Frequently Asked Questions
Do I need Medicare if I have employer insurance at 65?
If your employer has 20 or more employees, you generally do not need to enroll in Part B right away, because the group plan pays first. Most people still enroll in premium-free Part A unless they contribute to an HSA. If your employer has fewer than 20 employees, Medicare is primary, and you should enroll in both Part A and Part B during your Initial Enrollment Period to avoid coverage gaps.
Can I contribute to an HSA if I enroll in Medicare Part A?
No. Enrollment in any part of Medicare, including premium-free Part A, ends your ability to make new HSA contributions for those months. Part A also back-dates up to 6 months when you enroll after 65, which can turn recent contributions into excess contributions subject to tax penalties. Most advisors recommend stopping HSA deposits at least 6 months before you plan to enroll in Part A or claim Social Security.
Does COBRA count as creditable coverage for Medicare?
Not for Part B. Only coverage from a current, active employer counts for the Part B Special Enrollment Period, so COBRA will not extend your enrollment window or stop the late enrollment penalty. For Part D drug coverage, COBRA may or may not be creditable depending on the plan design, so ask the plan administrator for a Notice of Creditable Coverage. Enroll in Part B as soon as your active job or coverage ends, regardless of whether you elect COBRA.

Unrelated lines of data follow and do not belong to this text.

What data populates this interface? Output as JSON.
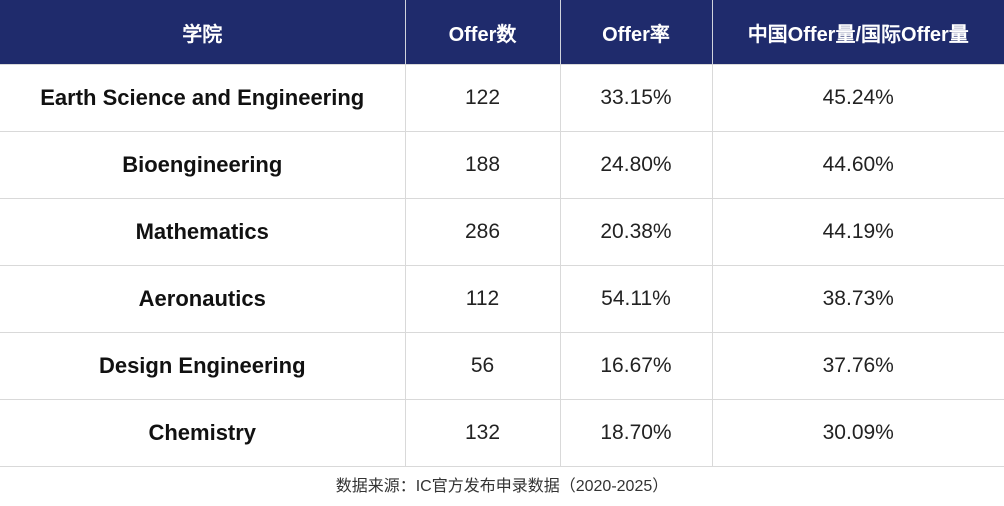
{
  "table": {
    "header": [
      "学院",
      "Offer数",
      "Offer率",
      "中国Offer量/国际Offer量"
    ],
    "rows": [
      [
        "Earth Science and Engineering",
        "122",
        "33.15%",
        "45.24%"
      ],
      [
        "Bioengineering",
        "188",
        "24.80%",
        "44.60%"
      ],
      [
        "Mathematics",
        "286",
        "20.38%",
        "44.19%"
      ],
      [
        "Aeronautics",
        "112",
        "54.11%",
        "38.73%"
      ],
      [
        "Design Engineering",
        "56",
        "16.67%",
        "37.76%"
      ],
      [
        "Chemistry",
        "132",
        "18.70%",
        "30.09%"
      ]
    ]
  },
  "footer": "数据来源：IC官方发布申录数据（2020-2025）"
}
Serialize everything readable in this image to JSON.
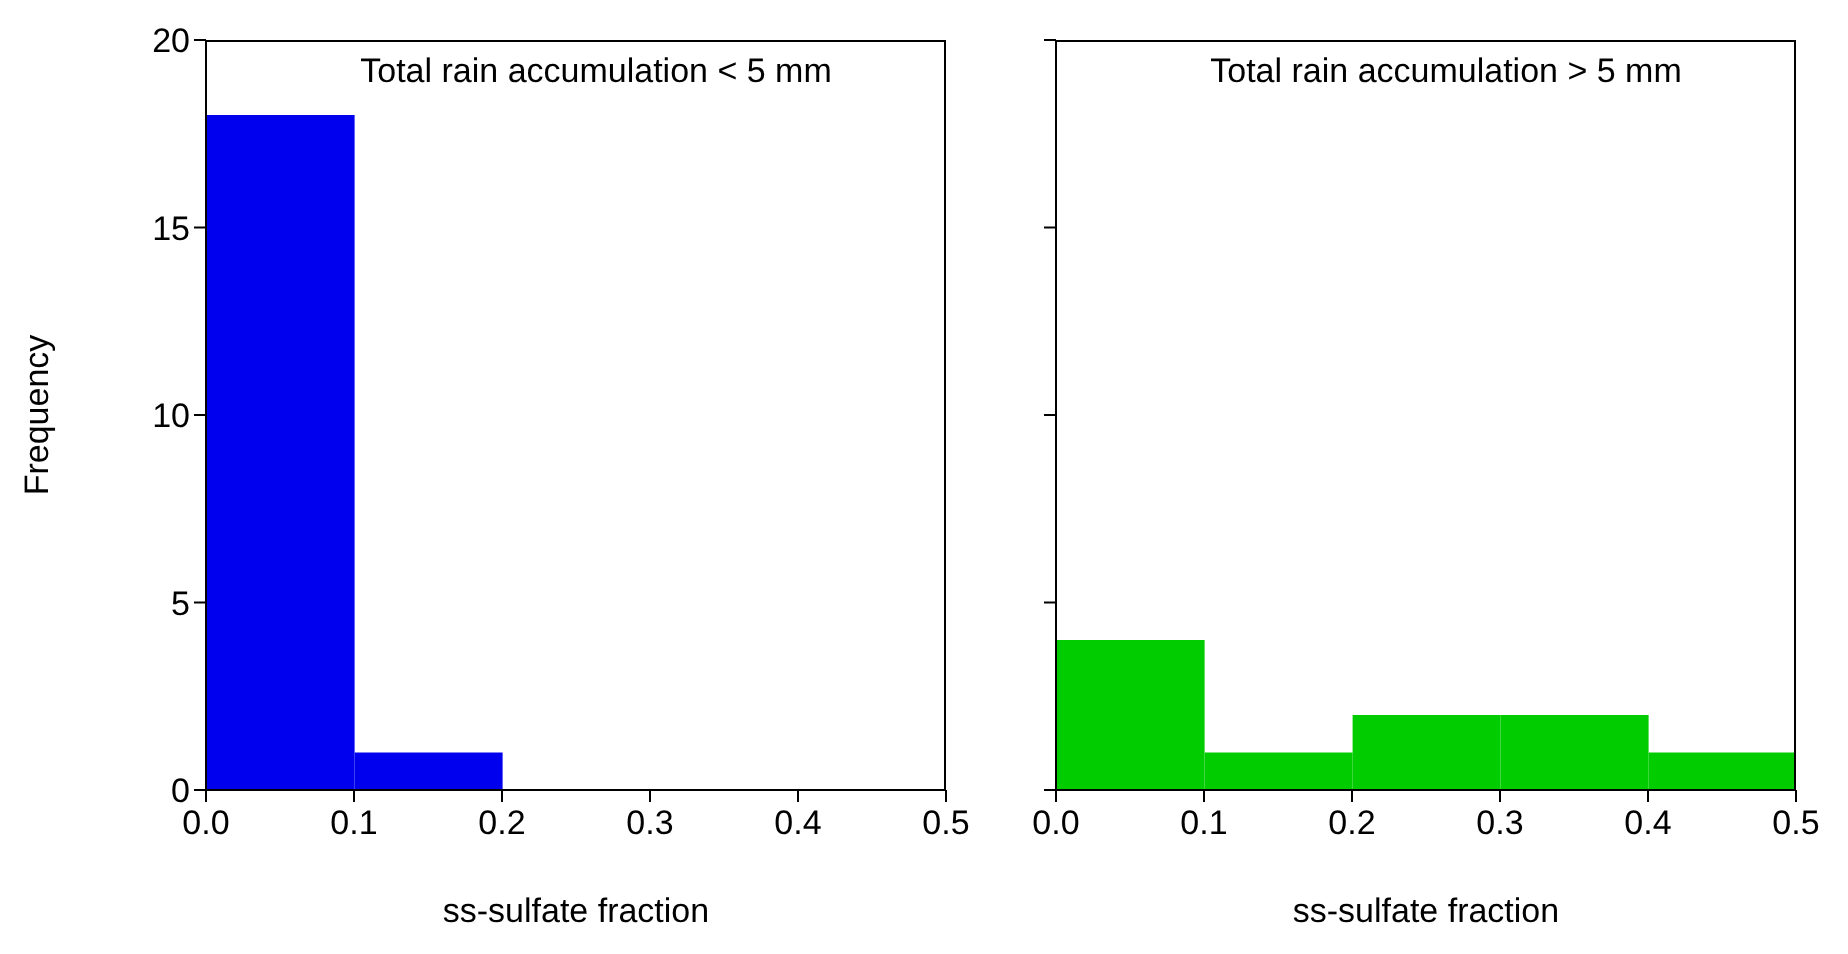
{
  "chart_data": [
    {
      "type": "histogram",
      "title": "Total rain accumulation < 5 mm",
      "xlabel": "ss-sulfate fraction",
      "ylabel": "Frequency",
      "bins": [
        0,
        0.1,
        0.2,
        0.3,
        0.4,
        0.5
      ],
      "values": [
        18,
        1,
        0,
        0,
        0
      ],
      "color": "#0000ee",
      "xlim": [
        0,
        0.5
      ],
      "xticks": [
        {
          "value": 0,
          "label": "0.0"
        },
        0.1,
        0.2,
        0.3,
        0.4,
        0.5
      ],
      "ylim": [
        0,
        20
      ],
      "yticks": [
        0,
        5,
        10,
        15,
        20
      ]
    },
    {
      "type": "histogram",
      "title": "Total rain accumulation > 5 mm",
      "xlabel": "ss-sulfate fraction",
      "bins": [
        0,
        0.1,
        0.2,
        0.3,
        0.4,
        0.5
      ],
      "values": [
        4,
        1,
        2,
        2,
        1
      ],
      "color": "#00cc00",
      "xlim": [
        0,
        0.5
      ],
      "xticks": [
        {
          "value": 0,
          "label": "0.0"
        },
        0.1,
        0.2,
        0.3,
        0.4,
        0.5
      ],
      "ylim": [
        0,
        20
      ],
      "yticks": [
        0,
        5,
        10,
        15,
        20
      ],
      "tick_labels": "x"
    }
  ]
}
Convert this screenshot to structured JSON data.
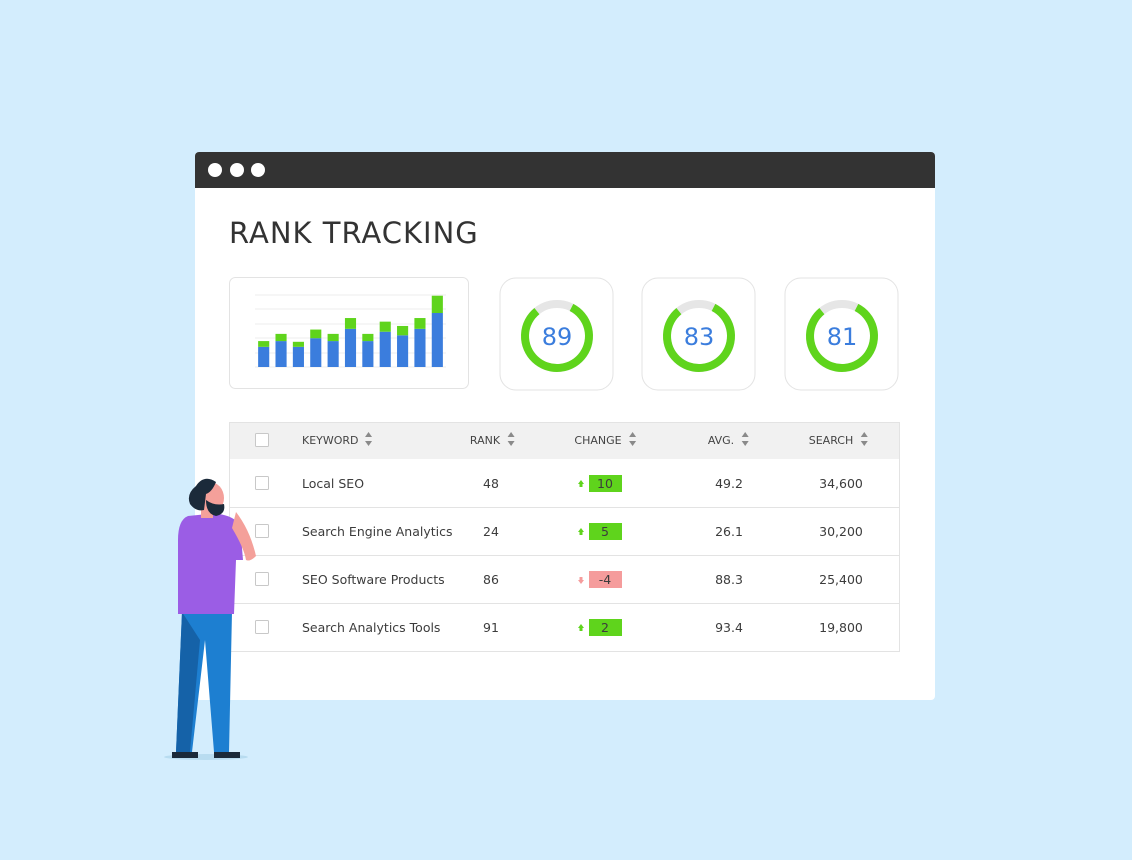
{
  "window": {
    "title": "RANK TRACKING"
  },
  "chart_data": {
    "type": "bar",
    "stacked": true,
    "series": [
      {
        "color": "#3b7ddd",
        "values": [
          28,
          36,
          28,
          40,
          36,
          53,
          36,
          49,
          44,
          53,
          75
        ]
      },
      {
        "color": "#5fd41c",
        "values": [
          8,
          10,
          7,
          12,
          10,
          15,
          10,
          14,
          13,
          15,
          24
        ]
      }
    ],
    "ylim": [
      0,
      100
    ]
  },
  "scores": [
    89,
    83,
    81
  ],
  "table": {
    "columns": [
      "KEYWORD",
      "RANK",
      "CHANGE",
      "AVG.",
      "SEARCH"
    ],
    "rows": [
      [
        "Local SEO",
        48,
        10,
        49.2,
        "34,600"
      ],
      [
        "Search Engine Analytics",
        24,
        5,
        26.1,
        "30,200"
      ],
      [
        "SEO Software Products",
        86,
        -4,
        88.3,
        "25,400"
      ],
      [
        "Search Analytics Tools",
        91,
        2,
        93.4,
        "19,800"
      ]
    ]
  }
}
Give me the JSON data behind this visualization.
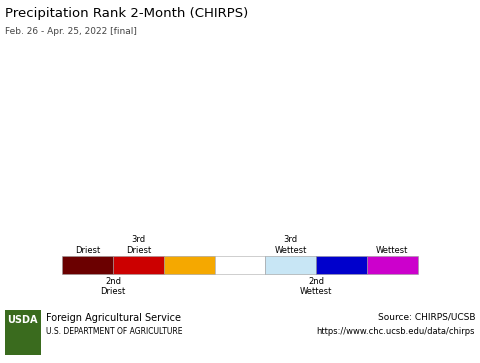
{
  "title": "Precipitation Rank 2-Month (CHIRPS)",
  "subtitle": "Feb. 26 - Apr. 25, 2022 [final]",
  "map_bg_color": "#aaddee",
  "land_bg_color": "#ffffff",
  "border_color": "#000000",
  "legend_colors": [
    "#6b0000",
    "#cc0000",
    "#f5a800",
    "#ffffff",
    "#c8e6f5",
    "#0000cc",
    "#cc00cc"
  ],
  "legend_labels_top": [
    "Driest",
    "3rd\nDriest",
    "3rd\nWettest",
    "Wettest"
  ],
  "legend_labels_bottom": [
    "2nd\nDriest",
    "2nd\nWettest"
  ],
  "footer_bg_color": "#d8d8d8",
  "footer_left_line1": "Foreign Agricultural Service",
  "footer_left_line2": "U.S. DEPARTMENT OF AGRICULTURE",
  "footer_right_line1": "Source: CHIRPS/UCSB",
  "footer_right_line2": "https://www.chc.ucsb.edu/data/chirps",
  "usda_green": "#3a6b1e",
  "fig_width": 4.8,
  "fig_height": 3.63,
  "dpi": 100,
  "map_extent": [
    -180,
    180,
    -60,
    85
  ]
}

When does my Medigap Open Enrollment Period start if I delayed Part B?
Your 6-month Medigap Open Enrollment Period begins the first month you are both 65 or older and enrolled in Part B. If you delayed Part B while working past 65, your Medigap OEP is also delayed and starts fresh when Part B becomes effective. During this window, insurers must accept you regardless of health status and cannot charge more due to pre-existing conditions.
What is the Part B late enrollment penalty in 2026?
The penalty adds 10% to your Part B premium for each full 12-month period you were eligible but not enrolled and did not have qualifying current-employer coverage. In 2026, the base Part B premium is $202.90, so each year of delay adds $20.29 per month to your bill. The penalty is permanent for as long as you have Part B, which is why enrolling during your Initial Enrollment Period or Special Enrollment Period matters so much.